Faiz Oranlarındaki Artışın Etkileri

Faiz oranlarının 2022'de yükselmesiyle birlikte yatırımcılar büyük bir şok yaşadı. Geleneksel %60 hisse senedi ve %40 tahvil portföyleri, düşük enflasyon dönemlerinde oldukça iyi performans göstermiş olsa da, 2022 sonrası dönemde tahvillerin getirisi düştü. Bu durum, portföylerin yeniden değerlendirilmesini gerektirdi.

Yeni Dönemde Optimal Portföy Dağılımı

Christian Mueller-Glissman, Nobel ödüllü Harry Markowitz'in modern portföy teorisine atıfta bulunarak, yatırımcıların risk toleransına göre çeşitlendirilmiş optimal portföyler oluşturması gerektiğini vurguluyor. Son 10 yılda yaşanan dalgalanmalar, optimal varlık karışımının nadiren %60 hisse senedi ve %40 tahvil şeklinde kalabildiğini gösterdi. Ancak, önümüzdeki on yıl için daha dengeli bir yaklaşım öneriliyor.
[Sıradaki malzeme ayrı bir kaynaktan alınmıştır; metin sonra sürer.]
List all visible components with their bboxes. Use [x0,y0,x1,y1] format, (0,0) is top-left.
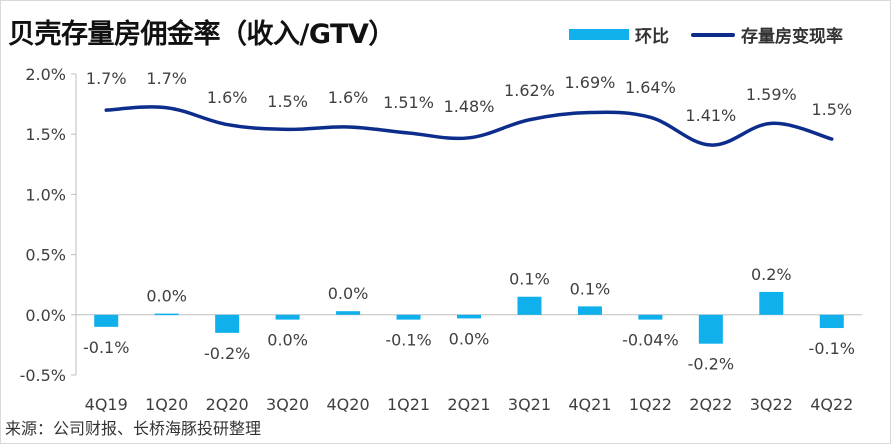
y-tick-label: 2.0% [25,65,66,84]
x-category-label: 1Q22 [629,395,672,414]
bar [577,306,602,315]
line-data-label: 1.69% [565,73,616,92]
bar [457,314,481,319]
bar [396,314,421,320]
source-note: 来源：公司财报、长桥海豚投研整理 [5,419,262,438]
bar [215,314,240,333]
legend-item-line: 存量房变现率 [691,22,843,47]
y-tick-label: 0.5% [25,246,66,265]
y-tick-label: 1.5% [25,125,66,144]
bar-data-label: -0.2% [204,344,250,363]
line-data-label: 1.48% [444,97,495,116]
line-series [104,105,834,147]
bar-data-label: -0.04% [622,331,679,350]
bar-data-label: 0.1% [509,270,550,289]
bar [336,311,361,315]
x-category-label: 3Q20 [266,395,309,414]
bar [275,314,300,320]
legend-line-label: 存量房变现率 [741,27,843,47]
bar [154,313,179,316]
line-data-label: 1.59% [746,85,797,104]
line-data-label: 1.62% [504,81,555,100]
data-labels: -0.1% 0.0% -0.2% 0.0% 0.0% -0.1% 0.0% 0.1% 0.1% -… [83,69,855,374]
bar-data-label: 0.1% [570,279,611,298]
line-data-label: 1.64% [625,78,676,97]
bar-data-label: 0.0% [267,331,308,350]
x-category-label: 4Q19 [85,395,128,414]
bar-series [94,291,844,344]
legend-bar-label: 环比 [635,27,669,47]
legend-bar-swatch [569,29,629,40]
bar-data-label: -0.2% [688,355,734,374]
bar-data-label: 0.0% [146,287,187,306]
x-category-label: 4Q21 [568,395,611,414]
x-axis: 4Q19 1Q20 2Q20 3Q20 4Q20 1Q21 2Q21 3Q21 4Q21 1Q22… [76,314,862,414]
line-data-label: 1.7% [146,69,187,88]
chart-title: 贝壳存量房佣金率（收入/GTV） [8,19,395,50]
x-category-label: 4Q20 [327,395,370,414]
line-data-label: 1.6% [328,88,369,107]
bar [94,314,119,327]
bar-data-label: -0.1% [385,331,431,350]
bar-data-label: -0.1% [809,339,855,358]
y-tick-label: 0.0% [25,306,66,325]
x-category-label: 2Q22 [689,395,732,414]
legend-item-bar: 环比 [569,22,669,47]
bar [759,291,784,315]
bar-data-label: 0.0% [328,284,369,303]
bar [698,314,723,344]
bar [819,314,844,329]
line-data-label: 1.41% [685,106,736,125]
bar-data-label: 0.0% [449,329,490,348]
line-data-label: 1.5% [267,92,308,111]
x-category-label: 2Q20 [206,395,249,414]
bar [517,296,542,315]
bar-data-label: 0.2% [751,265,792,284]
x-category-label: 3Q22 [750,395,793,414]
y-tick-label: 1.0% [25,185,66,204]
y-axis: 2.0% 1.5% 1.0% 0.5% 0.0% -0.5% [20,65,77,385]
legend-line-swatch [691,32,735,37]
x-category-label: 1Q21 [387,395,430,414]
bar [638,314,663,320]
line-data-label: 1.7% [86,69,127,88]
line-data-label: 1.51% [383,93,434,112]
x-category-label: 4Q22 [810,395,853,414]
legend: 环比 存量房变现率 [547,22,843,47]
y-tick-label: -0.5% [20,366,66,385]
x-category-label: 3Q21 [508,395,551,414]
x-category-label: 2Q21 [447,395,490,414]
line-data-label: 1.5% [811,100,852,119]
line-data-label: 1.6% [207,88,248,107]
bar-data-label: -0.1% [83,338,129,357]
x-category-label: 1Q20 [145,395,188,414]
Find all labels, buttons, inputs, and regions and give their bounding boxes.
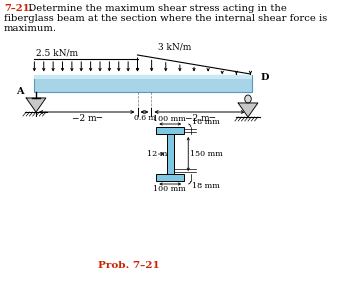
Bar xyxy=(156,174,184,181)
Text: Prob. 7–21: Prob. 7–21 xyxy=(98,261,160,269)
Text: 18 mm: 18 mm xyxy=(192,118,220,126)
Bar xyxy=(156,127,184,134)
Text: 100 mm: 100 mm xyxy=(153,185,186,193)
Polygon shape xyxy=(26,98,46,112)
Text: D: D xyxy=(260,73,269,82)
Text: 100 mm: 100 mm xyxy=(153,115,186,123)
Text: 12 mm: 12 mm xyxy=(146,150,174,158)
Text: 0.6 m: 0.6 m xyxy=(134,114,155,122)
Text: 18 mm: 18 mm xyxy=(192,182,220,190)
Bar xyxy=(167,134,173,174)
Text: 7–21.: 7–21. xyxy=(4,4,33,13)
Circle shape xyxy=(245,95,251,103)
Text: Determine the maximum shear stress acting in the: Determine the maximum shear stress actin… xyxy=(22,4,287,13)
Text: −2 m─: −2 m─ xyxy=(185,114,215,123)
Text: A: A xyxy=(16,86,24,96)
Text: 150 mm: 150 mm xyxy=(190,150,223,158)
Text: 3 kN/m: 3 kN/m xyxy=(158,43,191,52)
Text: maximum.: maximum. xyxy=(4,24,57,33)
Bar xyxy=(35,75,252,79)
Bar xyxy=(35,75,252,92)
Polygon shape xyxy=(238,103,258,117)
Text: fiberglass beam at the section where the internal shear force is: fiberglass beam at the section where the… xyxy=(4,14,327,23)
Text: 2.5 kN/m: 2.5 kN/m xyxy=(36,48,78,57)
Text: −2 m─: −2 m─ xyxy=(72,114,102,123)
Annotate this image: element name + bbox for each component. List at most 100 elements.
Hisse Senetleri ve Tahvillerin Geleceği

Mueller-Glissman, hisse senetlerinin teknoloji devrimleri ve yüksek verimlilik artışı dönemlerinde tahvillerden daha iyi performans gösterdiğini belirtiyor. Ancak, küreselleşmeden uzaklaşma, iklim değişikliği ve demografik değişiklikler gibi faktörler hisse senetleri üzerinde olumsuz etkiler yaratabilir. Bu nedenle, yatırımcıların portföylerinde tahviller ve reel varlıklarla dengeli bir dağılım sağlaması gerektiğini öneriyor.
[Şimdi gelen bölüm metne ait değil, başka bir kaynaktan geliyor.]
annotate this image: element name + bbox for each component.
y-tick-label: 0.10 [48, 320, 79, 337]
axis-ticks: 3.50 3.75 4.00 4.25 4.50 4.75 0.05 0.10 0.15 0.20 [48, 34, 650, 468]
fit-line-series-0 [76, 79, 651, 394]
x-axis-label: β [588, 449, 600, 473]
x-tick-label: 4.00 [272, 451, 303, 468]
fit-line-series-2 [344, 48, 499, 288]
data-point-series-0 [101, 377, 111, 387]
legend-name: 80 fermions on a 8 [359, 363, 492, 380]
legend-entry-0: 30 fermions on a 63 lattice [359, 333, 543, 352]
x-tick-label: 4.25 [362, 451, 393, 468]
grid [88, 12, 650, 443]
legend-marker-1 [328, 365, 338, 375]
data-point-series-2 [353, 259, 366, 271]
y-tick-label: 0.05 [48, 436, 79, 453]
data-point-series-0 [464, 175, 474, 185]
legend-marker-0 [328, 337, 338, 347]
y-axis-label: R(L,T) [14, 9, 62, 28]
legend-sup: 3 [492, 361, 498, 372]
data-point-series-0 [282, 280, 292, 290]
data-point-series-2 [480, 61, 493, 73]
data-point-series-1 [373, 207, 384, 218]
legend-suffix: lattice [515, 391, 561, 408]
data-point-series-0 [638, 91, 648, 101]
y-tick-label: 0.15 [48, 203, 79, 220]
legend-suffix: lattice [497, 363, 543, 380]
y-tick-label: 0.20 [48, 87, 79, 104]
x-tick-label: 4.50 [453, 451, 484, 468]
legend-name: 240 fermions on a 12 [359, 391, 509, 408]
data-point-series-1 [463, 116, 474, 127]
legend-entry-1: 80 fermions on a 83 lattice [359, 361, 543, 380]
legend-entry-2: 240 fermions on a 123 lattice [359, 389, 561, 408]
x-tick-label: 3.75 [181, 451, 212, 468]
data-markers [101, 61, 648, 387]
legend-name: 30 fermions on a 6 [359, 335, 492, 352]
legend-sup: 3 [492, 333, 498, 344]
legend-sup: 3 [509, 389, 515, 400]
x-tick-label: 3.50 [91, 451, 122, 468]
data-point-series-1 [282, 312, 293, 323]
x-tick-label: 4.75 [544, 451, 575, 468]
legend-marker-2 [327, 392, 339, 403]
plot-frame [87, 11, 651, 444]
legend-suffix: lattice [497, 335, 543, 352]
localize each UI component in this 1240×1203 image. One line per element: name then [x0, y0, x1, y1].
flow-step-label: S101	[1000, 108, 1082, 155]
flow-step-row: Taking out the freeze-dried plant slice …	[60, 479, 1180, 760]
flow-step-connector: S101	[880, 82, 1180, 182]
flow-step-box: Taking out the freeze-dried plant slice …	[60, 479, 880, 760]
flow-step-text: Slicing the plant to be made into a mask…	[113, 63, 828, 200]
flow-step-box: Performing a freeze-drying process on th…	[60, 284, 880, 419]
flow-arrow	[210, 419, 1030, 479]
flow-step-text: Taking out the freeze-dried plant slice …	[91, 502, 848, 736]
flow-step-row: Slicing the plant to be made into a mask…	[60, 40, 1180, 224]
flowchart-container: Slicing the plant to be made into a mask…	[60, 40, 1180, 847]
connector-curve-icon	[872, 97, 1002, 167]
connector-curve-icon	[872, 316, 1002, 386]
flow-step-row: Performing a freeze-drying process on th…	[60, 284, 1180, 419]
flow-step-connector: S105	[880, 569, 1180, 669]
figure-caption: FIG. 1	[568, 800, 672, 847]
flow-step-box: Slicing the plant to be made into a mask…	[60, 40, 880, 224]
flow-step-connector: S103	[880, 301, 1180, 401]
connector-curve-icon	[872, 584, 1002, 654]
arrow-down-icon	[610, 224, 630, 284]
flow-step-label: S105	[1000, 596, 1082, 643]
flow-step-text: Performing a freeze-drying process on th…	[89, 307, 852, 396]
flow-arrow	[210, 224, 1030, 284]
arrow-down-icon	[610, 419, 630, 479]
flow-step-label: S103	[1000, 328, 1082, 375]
Yeni Dönemde Portföy Stratejisi

Önümüzdeki yıllarda en uygun portföy dağılımı, üçte biri hisse senetleri, üçte biri tahviller ve üçte biri reel varlıklardan oluşan dengeli bir yapı olabilir. Bu yaklaşım, büyüme odaklı hisse senetlerinin ve reel varlıkların risklerini çeşitlendirmek için önemlidir. Mueller-Glissman, yatırımcıların daha hedefli yatırımlar yaparak gelecekteki teknoloji devrimlerinden faydalanabileceğini belirtiyor.